E c’è stato chi ha cercato di speronarlo per impedirgli di violare tutte le regole di base della convivenza civile. E poi i clacson assordanti. Quel milione di automobili ha iniziato a suonare all’unisono per protesta con suoni simultanei di eguale altezza. E gli autobus: questi mezzi di trasporto mastodontici che sembravano transatlantici in piscina. Poi c’è stato pure un tamponamento. Un automobilista ha abbassato il finestrino per chiedere all’automobilista accanto: “Scusi, mi farebbe passare? Devo entrare in quel garage”. La supplica richiedeva che il SUV in oggetto facesse una manovra in tre centimetri quadrati. Per cui la risposta è stata questa: “Me sa che famo prima semmesparo”.

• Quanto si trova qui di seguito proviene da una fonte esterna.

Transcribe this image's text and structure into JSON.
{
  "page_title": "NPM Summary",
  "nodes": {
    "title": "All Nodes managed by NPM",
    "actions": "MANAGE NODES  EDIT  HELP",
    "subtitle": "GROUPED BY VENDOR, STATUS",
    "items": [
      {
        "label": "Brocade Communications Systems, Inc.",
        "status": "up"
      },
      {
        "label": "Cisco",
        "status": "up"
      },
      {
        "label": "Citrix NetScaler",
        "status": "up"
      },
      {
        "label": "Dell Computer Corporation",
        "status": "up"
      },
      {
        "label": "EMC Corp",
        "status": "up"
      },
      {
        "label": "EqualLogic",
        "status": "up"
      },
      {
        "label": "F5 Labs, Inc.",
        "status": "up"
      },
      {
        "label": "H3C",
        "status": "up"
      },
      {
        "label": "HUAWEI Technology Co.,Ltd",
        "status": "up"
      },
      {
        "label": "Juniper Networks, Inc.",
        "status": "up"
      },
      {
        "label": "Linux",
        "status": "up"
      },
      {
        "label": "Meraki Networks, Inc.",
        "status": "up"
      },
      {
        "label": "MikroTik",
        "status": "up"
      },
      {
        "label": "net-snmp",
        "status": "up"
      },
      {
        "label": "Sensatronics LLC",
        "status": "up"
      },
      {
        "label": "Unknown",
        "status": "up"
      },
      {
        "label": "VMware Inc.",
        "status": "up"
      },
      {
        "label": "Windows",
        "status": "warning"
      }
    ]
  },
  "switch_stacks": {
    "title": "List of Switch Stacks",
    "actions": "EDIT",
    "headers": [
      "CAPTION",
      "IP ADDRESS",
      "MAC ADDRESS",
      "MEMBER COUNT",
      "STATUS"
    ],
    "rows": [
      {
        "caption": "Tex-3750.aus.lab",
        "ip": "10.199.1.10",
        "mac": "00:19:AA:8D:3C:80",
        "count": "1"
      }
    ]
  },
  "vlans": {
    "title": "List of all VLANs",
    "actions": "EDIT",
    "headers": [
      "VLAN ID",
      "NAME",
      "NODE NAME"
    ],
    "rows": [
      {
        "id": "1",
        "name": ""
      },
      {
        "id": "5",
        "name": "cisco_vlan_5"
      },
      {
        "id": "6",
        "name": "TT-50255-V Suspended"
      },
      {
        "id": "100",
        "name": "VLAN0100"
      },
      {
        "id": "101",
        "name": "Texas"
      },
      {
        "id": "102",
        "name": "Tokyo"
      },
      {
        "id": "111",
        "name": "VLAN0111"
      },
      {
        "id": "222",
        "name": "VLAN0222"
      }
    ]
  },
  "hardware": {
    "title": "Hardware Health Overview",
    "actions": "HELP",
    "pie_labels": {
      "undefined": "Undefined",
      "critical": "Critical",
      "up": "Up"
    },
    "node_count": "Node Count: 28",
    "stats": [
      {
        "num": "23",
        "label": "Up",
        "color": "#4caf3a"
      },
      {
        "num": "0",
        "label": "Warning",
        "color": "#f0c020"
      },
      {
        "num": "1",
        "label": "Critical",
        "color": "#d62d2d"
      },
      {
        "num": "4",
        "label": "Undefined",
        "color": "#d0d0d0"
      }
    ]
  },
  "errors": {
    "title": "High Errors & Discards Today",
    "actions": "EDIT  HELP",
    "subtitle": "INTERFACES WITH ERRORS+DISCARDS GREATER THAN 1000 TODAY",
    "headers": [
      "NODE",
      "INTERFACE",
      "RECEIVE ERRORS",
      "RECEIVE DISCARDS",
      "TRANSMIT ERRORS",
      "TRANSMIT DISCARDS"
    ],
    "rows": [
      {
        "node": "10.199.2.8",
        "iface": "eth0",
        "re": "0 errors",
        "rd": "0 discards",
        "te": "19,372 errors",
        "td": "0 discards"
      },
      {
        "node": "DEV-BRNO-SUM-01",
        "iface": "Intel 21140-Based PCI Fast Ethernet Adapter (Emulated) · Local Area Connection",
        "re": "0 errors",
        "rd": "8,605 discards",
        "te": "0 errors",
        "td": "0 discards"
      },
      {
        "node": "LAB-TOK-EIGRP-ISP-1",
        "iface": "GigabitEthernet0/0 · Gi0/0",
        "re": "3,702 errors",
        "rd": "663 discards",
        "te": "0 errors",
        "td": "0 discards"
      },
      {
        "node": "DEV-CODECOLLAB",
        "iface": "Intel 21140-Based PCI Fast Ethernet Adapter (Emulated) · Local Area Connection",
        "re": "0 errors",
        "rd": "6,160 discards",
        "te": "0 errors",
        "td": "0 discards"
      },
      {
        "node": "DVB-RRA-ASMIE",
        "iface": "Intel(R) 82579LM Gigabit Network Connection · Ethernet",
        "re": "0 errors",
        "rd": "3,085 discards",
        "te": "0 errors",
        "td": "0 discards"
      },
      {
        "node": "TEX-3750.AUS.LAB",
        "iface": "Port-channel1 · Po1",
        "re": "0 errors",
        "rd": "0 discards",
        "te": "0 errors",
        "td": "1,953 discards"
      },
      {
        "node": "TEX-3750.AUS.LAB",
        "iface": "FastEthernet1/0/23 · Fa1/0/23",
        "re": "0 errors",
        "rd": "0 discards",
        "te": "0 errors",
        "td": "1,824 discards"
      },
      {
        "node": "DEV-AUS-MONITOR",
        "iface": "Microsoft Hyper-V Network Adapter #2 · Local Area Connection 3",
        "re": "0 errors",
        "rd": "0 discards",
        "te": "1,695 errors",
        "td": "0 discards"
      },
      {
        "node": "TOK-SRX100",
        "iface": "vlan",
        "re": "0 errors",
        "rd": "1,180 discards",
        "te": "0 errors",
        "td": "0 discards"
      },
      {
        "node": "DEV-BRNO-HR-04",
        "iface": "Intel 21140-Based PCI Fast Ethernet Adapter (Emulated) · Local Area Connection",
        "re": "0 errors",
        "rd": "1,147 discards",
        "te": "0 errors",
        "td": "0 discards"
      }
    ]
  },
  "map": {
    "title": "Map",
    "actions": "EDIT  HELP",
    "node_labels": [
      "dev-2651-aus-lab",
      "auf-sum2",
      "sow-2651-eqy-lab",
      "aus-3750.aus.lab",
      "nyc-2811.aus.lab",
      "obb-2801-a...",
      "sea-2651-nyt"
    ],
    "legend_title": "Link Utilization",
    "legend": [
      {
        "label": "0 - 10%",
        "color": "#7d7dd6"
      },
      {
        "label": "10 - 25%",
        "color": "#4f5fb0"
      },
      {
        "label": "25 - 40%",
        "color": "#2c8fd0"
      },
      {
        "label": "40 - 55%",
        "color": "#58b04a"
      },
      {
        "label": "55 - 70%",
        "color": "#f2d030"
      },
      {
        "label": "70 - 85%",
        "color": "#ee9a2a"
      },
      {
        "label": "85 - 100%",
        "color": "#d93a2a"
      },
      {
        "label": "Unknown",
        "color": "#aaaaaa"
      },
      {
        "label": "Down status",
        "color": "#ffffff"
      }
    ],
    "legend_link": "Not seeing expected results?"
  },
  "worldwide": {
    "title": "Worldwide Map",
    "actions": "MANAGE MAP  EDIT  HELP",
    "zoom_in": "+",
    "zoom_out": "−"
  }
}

Qualcuno è stato bersagliato dai gabbiani. Un automobilista è sceso dalla sua vettura per spostare un gigantesco cassonetto dei rifiuti; un altro per spostare tre ciclomotori alla ricerca del parcheggio più acrobatico del mondo. Mentre guardavo tutto questo, mi sono ricordato della frase di gran voga:
“Roma è tenuta in pugno da un gruppo di tassisti”. Mi sono domandato come i tassisti potrebbero essere ritenuti responsabili di questo stato di cose e come potrebbero essere proprio i tassisti a risolverlo. Forse hanno inventato i taxi con le ali. Poi ho cercato altre risposte. E non le ho trovate.